In that week in Nice, we adopted a routine that may have looked romantic from the outside, if a little hedonistic, but, in reality, it was pretty bleak. In the evening we’d return from the beach to the hotel, cook dinner and get drunk on cheap wine, have sex, and then fall into a deep slumber at 8 pm, thinking we’d nap for just a few minutes. We’d end up sleeping through the night, waking in the morning,  hungover and groggy.

Everything we did during that week was in avoidance of the fact that our teenaged, one year relationship was, as Woody Allen put it, a “dead shark,” and that, worst of all, we had killed that shark ourselves. Adam’s anger and my physical pain had worn me down, and Adam, too, seemed spent: He was no longer yelling at me, and I wasn’t begging for his forgiveness. We had dug past anger and deep into some territory that for me, at that age, was still unknown: the territory of resignation. In every meal, every time we had sex, we moved further and further from each other and ourselves. These rituals were numbing: sex was an anesthetic, sleep was a drug to drown out its depressing aftermath, and wine, well, we all know what the wine was for. I’d never before felt what it was for something to be over, had never ridden something out to the end of its line. And I had only just lost my virginity that fall, was only beginning to understand sex and the realities that came with it.

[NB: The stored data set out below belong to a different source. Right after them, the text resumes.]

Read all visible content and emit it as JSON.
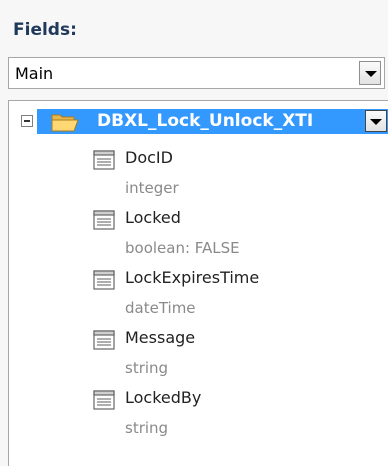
{
  "fields_label": "Fields:",
  "data_source_dropdown": {
    "selected": "Main"
  },
  "tree": {
    "root": {
      "label": "DBXL_Lock_Unlock_XTI"
    },
    "fields": [
      {
        "name": "DocID",
        "type": "integer"
      },
      {
        "name": "Locked",
        "type": "boolean: FALSE"
      },
      {
        "name": "LockExpiresTime",
        "type": "dateTime"
      },
      {
        "name": "Message",
        "type": "string"
      },
      {
        "name": "LockedBy",
        "type": "string"
      }
    ]
  },
  "icons": {
    "folder": "open-folder-icon",
    "field": "field-node-icon",
    "expander": "collapse-icon",
    "dropdown": "chevron-down-icon"
  },
  "colors": {
    "selection": "#3399ff",
    "title": "#1e395b",
    "type_text": "#8a8a8a"
  }
}
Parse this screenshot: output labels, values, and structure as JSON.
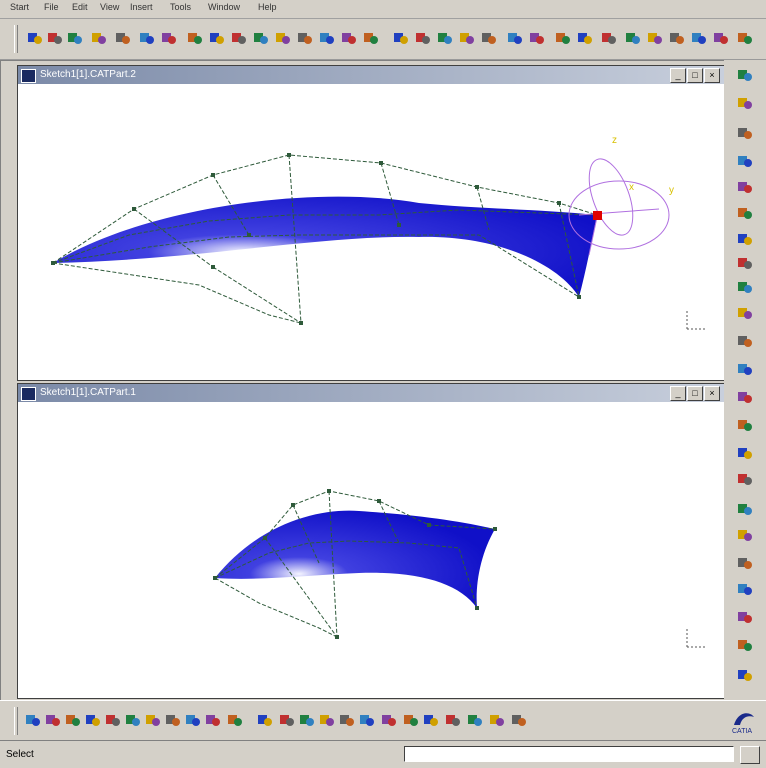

One night, I woke up around 10 pm, a few hours into one of our evening “naps.” Searing pain had roused me, the feeling that someone had cut me open inside. I sat down on the toilet next to the tub and saw that I was peeing bits of blood, a symptom, I knew, of a very severe bladder infection. I turned the hot water on full blast and climbed in, too impatient to wait for the bath to fill. Lying there, my body full of chills, the burning intense, I had an idea: I pulled down the movable showerhead and pushed in the valve that diverts the bath water to the shower. Then, turning the water from hot to scathing, I brought the showerhead to me, pressing it against my groin.

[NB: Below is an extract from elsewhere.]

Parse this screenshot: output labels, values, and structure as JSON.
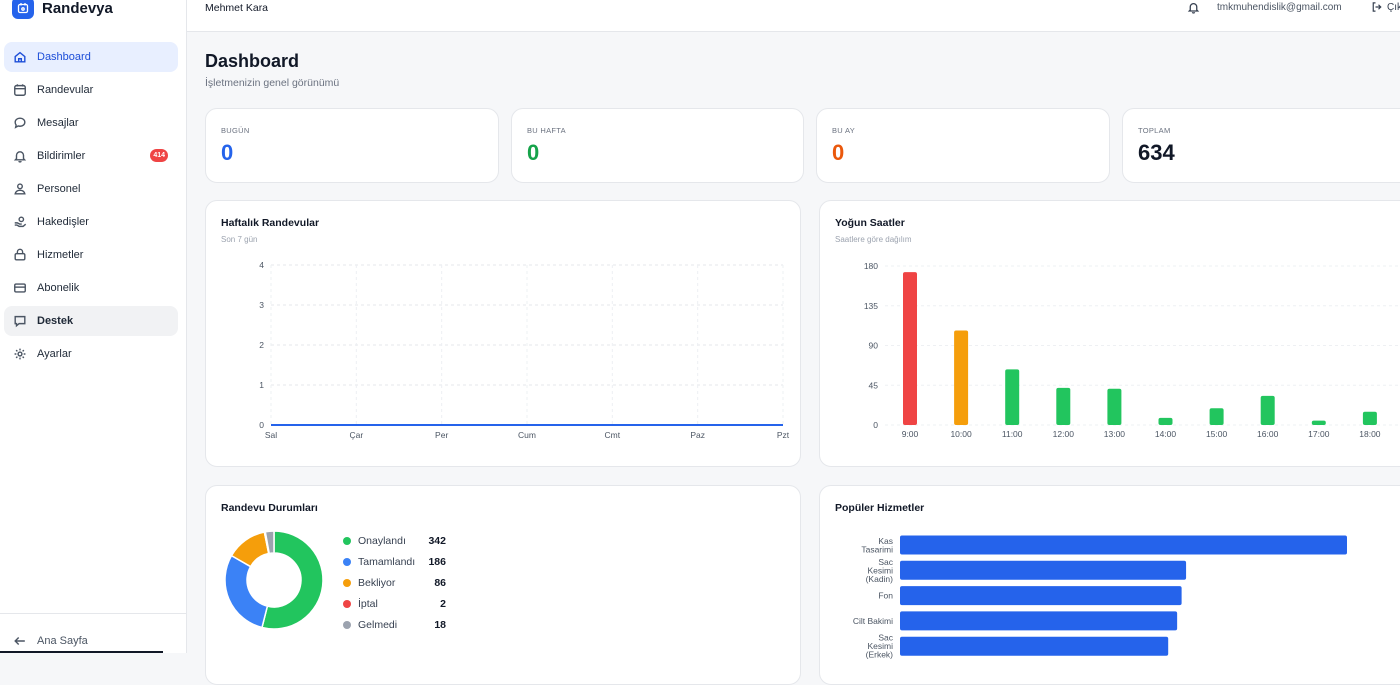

And this self-searing became a ritual of its own kind, something I did either very early in the morning or late at night. It was painful but purifying, burning away the pain for a little while, numbing it out. I know now that it must have done damage, contributed to the chronic pain condition that would, for a long time, ruin sex, and dramatically slow the pace of my life. But at the time it provided relief, and that was all that mattered to me.

It was an embarrassing routine I attempted to hide from Adam, but one night he woke up and found me in the bath, my eyes closed, my thighs burning red.

“What are you doing?” he said, alarmed. “Why are you sitting down? Why are you all red?”

I opened my eyes and flinched as though he were about to yell at me, but instead he kneeled down on the floor and gently took the showerhead from my hand.

“This can’t be good for you,” he said. “The water is way, way too hot, Simone.”

Tears began to roll silently down my face. He looked like something had just struck him, and whatever it was, it had come too late. He reached out and touched my arm but I moved away from him instinctively, feeling like his touch might undo me.

I have always been a bit evasive, been afraid of people “finding me out” – for what, I’m not sure – but this was when I moved from evasive to inscrutable, learned to lead two parallel existences – the one I showed to the outside world, and the other roiling just beneath my skin. Long-term physical pain is not unlike grief; it’s storming constantly beneath the surface.

“Can you hand me a towel, please?” I asked as I stood up, and he did. I wrapped it around myself and stepped out of the bath, walking away from him and lying down on the bed, letting the wet towel dampen the sheets. I could feel him lay down on the bed, and then inch up next to me, his stomach grazing my back. He put one arm over me and another beneath, bringing me to him, and at least for that moment, I let him hold me.